Caraceni grey herrinbone cashmere jacket

Last week’s explanation of how I put an outfit together seemed to be popular, so let’s try that again.

This outfit is simpler than last week’s. There are fewer colours, there’s no tie to worry about, the handkerchief is plain. But still, there is a clear process and choices at every stage that are worth exploring.

As before, the process started with one thing I wanted to wear: my Ferdinando Caraceni cashmere jacket. (I’ll do a separate post on that on its own on Friday).

I wanted to wear it quite casually, but its construction means it is too formal for jeans and probably chinos. So in order to be similarly casual, I went for an open-necked shirt.

Next, I wanted the shirt to bring the outfit away from being too smart or corporate. My two favourite ways to do this are with a grey or denim shirt.

Ferdinando Caraceni jacket and Simone Abbarchi shirt

Denim undermines the smart/corporate aspects of tailoring because it takes a common shirt colour – blue – and it gives it an unexpected texture and variety in tone.

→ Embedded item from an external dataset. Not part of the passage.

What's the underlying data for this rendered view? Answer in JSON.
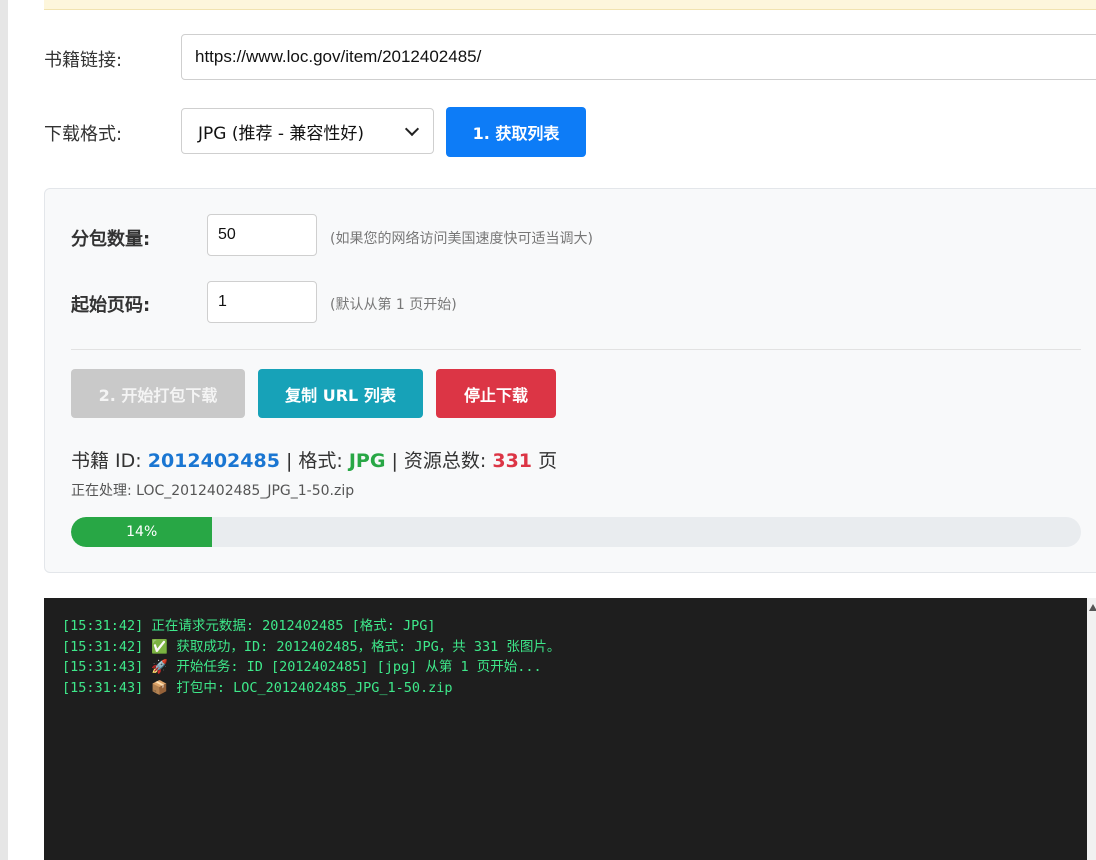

A pale grey shirt does something similar with tone, as an alternative to white. A mid-grey shirt (like this one) achieves that immediately by being simply darker than any formal shirt. And its lack of saturation means it works much better than other dark colours.

Trousers. Navy chinos might have been OK, but as I said more formal materials feel better with this jacket. Lightweight flannel therefore, and navy often looks too smart as an odd wool-trouser, so brown, tan or green are the general options. Brown felt better for the subtle, sombre effect achieved elsewhere with the jacket/shirt combination.

gaziano girling bespoke shoes

Shoes. Not easy with brown trousers. The options are black or very dark brown – so dark they achieve the same level of contrast.

These, my Gaziano & Girling bespoke Adelaides, aren’t quite that dark, but the contrast in the patination, with a virtually black heel and toe, is sufficient.

Finally, handkerchief. Cream linen, as last week, would have been less formal, but I felt overall the outfit needed a little more contrast, so white (from Anderson & Sheppard) won out.

The shirt is my Simone Abbarchi (again, separate post on that soon) and the trousers are a Vitale Barberis Canonico flannel made up by PA Crowe.